Good Morning Australia!! - The drive to stop the Brexit gains a prominent supporter - Could a tale of a drunken high school party alter the course of the US Supreme Court? - Christianity's biggest division in a thousand years is playing out right now - And more in your CareerSpot Global News Briefs:

Super Typhoon Mangkhut slammed into southern China near Jiangmen city and caused flooding in Hong Kong.  As many as 2.45 million people had been evacuated before the eye rolled across the shore.  Over the weekend, the storm killed at least 66 people in the Philippines, most by mudslides. 

In the US, the death toll from Storm Florence is at least 15 lives lost across two states and the worst is yet to come.  Because although the winds have died down, the rain just keeps coming - rolling down the Appalachian Mountains into rivers and valleys of the Carolinas until it can go no further and fills up low-lying neighborhoods.  More than 760,000 homes and business have had their power cut; authorities are investigating more than 500 complaints of price gouging for things like fuel, food, bottled water, and hotel rooms in evacuation areas.

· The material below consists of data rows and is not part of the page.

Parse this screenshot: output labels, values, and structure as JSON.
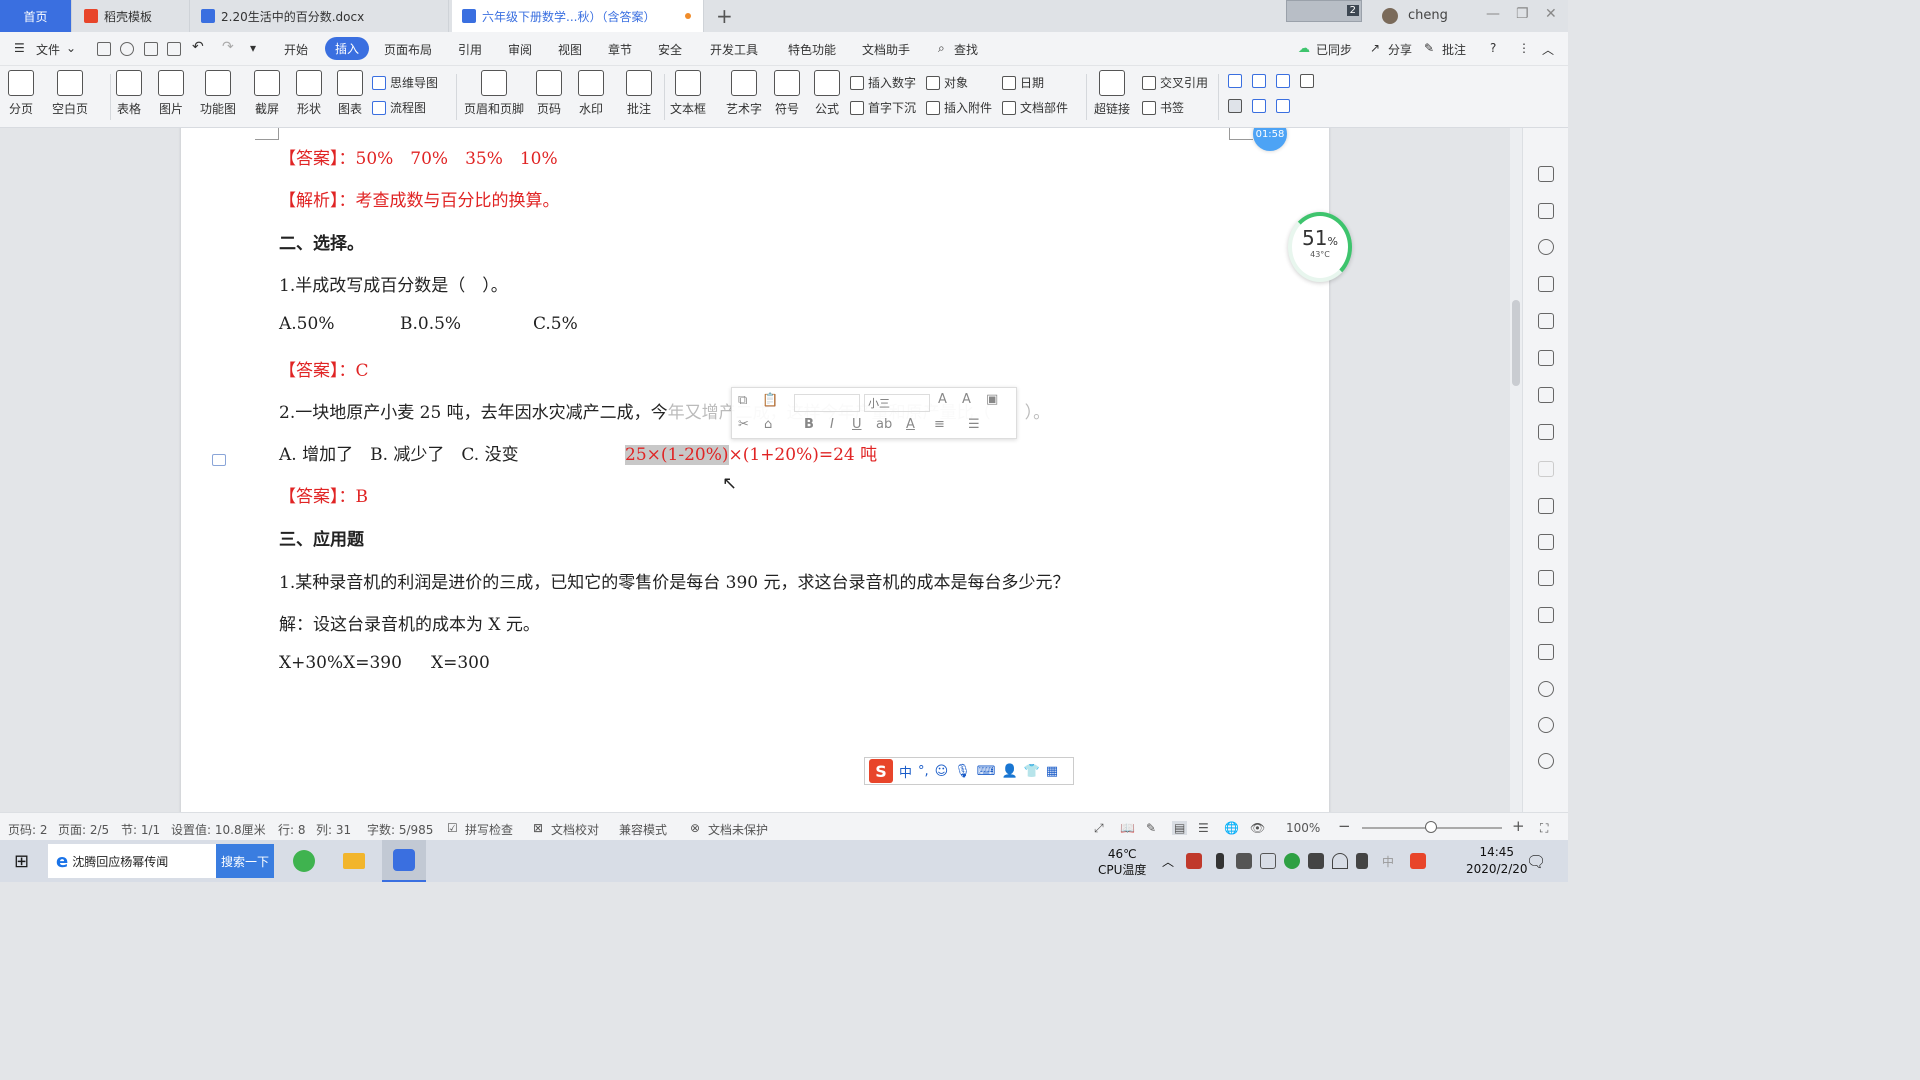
{
  "tabs": {
    "home": "首页",
    "daoke": "稻壳模板",
    "doc1": "2.20生活中的百分数.docx",
    "doc2": "六年级下册数学...秋）（含答案）"
  },
  "user": {
    "badge": "2",
    "name": "cheng"
  },
  "menu": {
    "file": "文件",
    "items": [
      "开始",
      "插入",
      "页面布局",
      "引用",
      "审阅",
      "视图",
      "章节",
      "安全",
      "开发工具",
      "特色功能",
      "文档助手"
    ],
    "find": "查找",
    "synced": "已同步",
    "share": "分享",
    "comment": "批注"
  },
  "ribbon": {
    "page_break": "分页",
    "blank_page": "空白页",
    "table": "表格",
    "picture": "图片",
    "function_chart": "功能图",
    "screenshot": "截屏",
    "shape": "形状",
    "chart": "图表",
    "mindmap": "思维导图",
    "flowchart": "流程图",
    "header_footer": "页眉和页脚",
    "page_number": "页码",
    "watermark": "水印",
    "annotation": "批注",
    "textbox": "文本框",
    "wordart": "艺术字",
    "symbol": "符号",
    "formula": "公式",
    "insert_number": "插入数字",
    "object": "对象",
    "date": "日期",
    "dropcap": "首字下沉",
    "attachment": "插入附件",
    "doc_parts": "文档部件",
    "hyperlink": "超链接",
    "crossref": "交叉引用",
    "bookmark": "书签"
  },
  "document": {
    "l1": "【答案】：50%　70%　35%　10%",
    "l2": "【解析】：考查成数与百分比的换算。",
    "l3": "二、选择。",
    "l4": "1.半成改写成百分数是（　）。",
    "l5a": "A.50%",
    "l5b": "B.0.5%",
    "l5c": "C.5%",
    "l6": "【答案】：C",
    "l7a": "2.一块地原产小麦 25 吨，去年因水灾减产二成，今",
    "l7b": "年又增产二成，这样今年产量和原产量比（　　）。",
    "l8": "A. 增加了　B. 减少了　C. 没变",
    "l8_hl": "25×(1-20%)",
    "l8_rest": "×(1+20%)=24 吨",
    "l9": "【答案】：B",
    "l10": "三、应用题",
    "l11": "1.某种录音机的利润是进价的三成，已知它的零售价是每台 390 元，求这台录音机的成本是每台多少元？",
    "l12": "解：设这台录音机的成本为 X 元。",
    "l13a": "X+30%X=390",
    "l13b": "X=300"
  },
  "mini_toolbar": {
    "font_size": "小三"
  },
  "overlays": {
    "timer": "01:58",
    "gauge_pct": "51",
    "gauge_unit": "%",
    "gauge_temp": "43°C",
    "ime_zh": "中"
  },
  "status": {
    "page_code": "页码: 2",
    "page": "页面: 2/5",
    "section": "节: 1/1",
    "setting": "设置值: 10.8厘米",
    "row": "行: 8",
    "col": "列: 31",
    "words": "字数: 5/985",
    "spell": "拼写检查",
    "proof": "文档校对",
    "compat": "兼容模式",
    "protect": "文档未保护",
    "zoom": "100%"
  },
  "taskbar": {
    "search_text": "沈腾回应杨幂传闻",
    "search_btn": "搜索一下",
    "cpu_temp": "46℃",
    "cpu_label": "CPU温度",
    "ime": "中",
    "time": "14:45",
    "date": "2020/2/20"
  },
  "colors": {
    "accent": "#3a6fe0",
    "answer_red": "#e02424",
    "gauge_green": "#3ec46d"
  }
}
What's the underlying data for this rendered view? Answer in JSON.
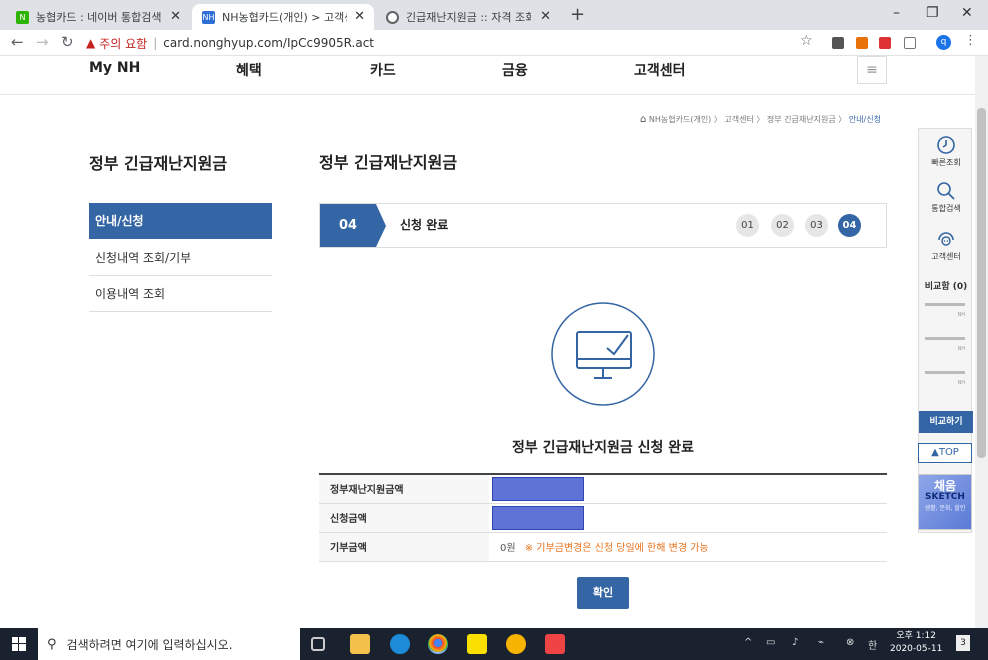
{
  "browser": {
    "tabs": [
      {
        "title": "농협카드 : 네이버 통합검색",
        "favicon_color": "#2db400",
        "favicon_text": "N"
      },
      {
        "title": "NH농협카드(개인) > 고객센터 > 정부",
        "favicon_color": "#2e6fd6",
        "favicon_text": "NH"
      },
      {
        "title": "긴급재난지원금 :: 자격 조회 서비스",
        "favicon_color": "#5f6368",
        "favicon_text": ""
      }
    ],
    "new_tab": "+",
    "window_controls": [
      "–",
      "❐",
      "✕"
    ],
    "security_warning": "주의 요함",
    "url": "card.nonghyup.com/IpCc9905R.act",
    "profile_initial": "q"
  },
  "gnb": [
    "My NH",
    "혜택",
    "카드",
    "금융",
    "고객센터"
  ],
  "breadcrumb": {
    "path": "NH농협카드(개인) 〉 고객센터 〉 정부 긴급재난지원금 〉",
    "current": "안내/신청"
  },
  "sidebar": {
    "title": "정부 긴급재난지원금",
    "items": [
      "안내/신청",
      "신청내역 조회/기부",
      "이용내역 조회"
    ]
  },
  "main": {
    "title": "정부 긴급재난지원금",
    "step": {
      "number": "04",
      "name": "신청 완료",
      "steps": [
        "01",
        "02",
        "03",
        "04"
      ]
    },
    "complete_message": "정부 긴급재난지원금 신청 완료",
    "table": [
      {
        "label": "정부재난지원금액",
        "value": ""
      },
      {
        "label": "신청금액",
        "value": ""
      },
      {
        "label": "기부금액",
        "value": "0원",
        "note": "※ 기부금변경은 신청 당일에 한해 변경 가능"
      }
    ],
    "confirm_button": "확인"
  },
  "quick_menu": {
    "items": [
      "빠른조회",
      "통합검색",
      "고객센터"
    ],
    "compare_title": "비교함 (0)",
    "slot_label": "NH",
    "compare_button": "비교하기",
    "top_button": "▲TOP",
    "banner": {
      "line1": "채움",
      "line2": "SKETCH",
      "line3": "생활, 문화, 할인"
    }
  },
  "taskbar": {
    "search_placeholder": "검색하려면 여기에 입력하십시오.",
    "ampm_time": "오후 1:12",
    "date": "2020-05-11",
    "notification_count": "3"
  }
}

The woman accusing US Supreme Court nominee Brett Kavanaugh of attempted rape when they were in high school has come forward.  Christine Blasey Ford is a professor of psychology with the Stanford University-aligned Palo Alto University.  She tells the Washington Post that Kavanaugh was drunk when he pinned her to a bed and tried to remove her clothing.  "When she tried to scream, she said, he put his hand over her mouth," the newspaper reported, but she did get away.  Kavanaugh refuted the story last week:  "I categorically and unequivocally deny this allegation. I did not do this back in high school or at any time."  Republicans still plan to rush through the conservative Roman Catholic jurist's confirmation, despite the new allegations that the FBI has not had time to investigate.

London Mayor Sadiq Khan is demanding the UK hold a second referendum on leaving the European Union.  With six months to go until the two go separate ways, he accuses the Tory government of Theresa May of failing to secure any meaningful progress with the EU over trade deals, or even border security at Northern Ireland's frontier with the rest of Ireland which is committed to the EU.  "I don't believe May has the mandate to gamble so flagrantly with the economy and people's livelihoods," wrote Khan in the Observer, accusing the May government of being "unprepared and out of its depth" in negotiations with Brussels.  May's cabinet has been plagued with infighting on how to proceed.

German Chancellor Angela Merkel's governing coalition faces a large division over security chief Hans-Georg Maassen, after it was revealed he failed to act for several months on reports that youth groups of the far-right Alternative for Germany (AfD) party were becoming increasingly radicalized and violent, while actually passing information to the AfD. This came as Maassen was already under intense criticism for downplaying the recent wave of anti-immigrant violence in Chemnitz, and even denying the video evidence that showed far-right mobs chasing and harassing people.  Merkel will hold meetings this week on Maassen's future, if he has any.   Meanwhile, Chemnitz police arrested another group of far right thugs who broke off of a larger anti-immigration rally and went out to hunt and harass those they perceived to be foreigners.  It's the latest in a string of anti-immigrant crimes by the far-right in eastern Germany.

A member of the Russian punk-protest group Pussy Riot is now in hospital in Germany, after being transferred by jet.  Kremlin critic Pyotr Verzilov - known to soccer fans as one of the people who ran onto the field during the World Cup final - fell ill late last week, losing his sight, speech, and ability to walk.  His wife, also a member of the group, says he was poisoned.  Other members of the group appeared at Chicago's annual punk festival Riot Fest vowed that the poisoners would be held accountable.

The Orthodox Church is splitting in half.  The Russian Orthodox Church is breaking off from the main group, led by Constantinople (Istanbul) Patriarch Bartholomew, over the leader's plans to recognize the Ukrainian Orthodox Church as a separate entity from the Moscow Church.  This is a very big deal to Russians, who trace their very early history beginning in Crimea, to Kiev, to Moscow in the 1600s.  But Ukrainians were insulted by what they perceived as Russian Orthodox Patriarch Kirill's support of the Russian annexation of Crimea and separatist rebels in eastern Ukraine.  The Kremlin denies involvement.  The Orthodox Church has 250 - 300 million members; 150 million of them are in the Russian branch - making this the largest Christian schism since the Orthodox broke off from the Roman Catholic Church in 1054.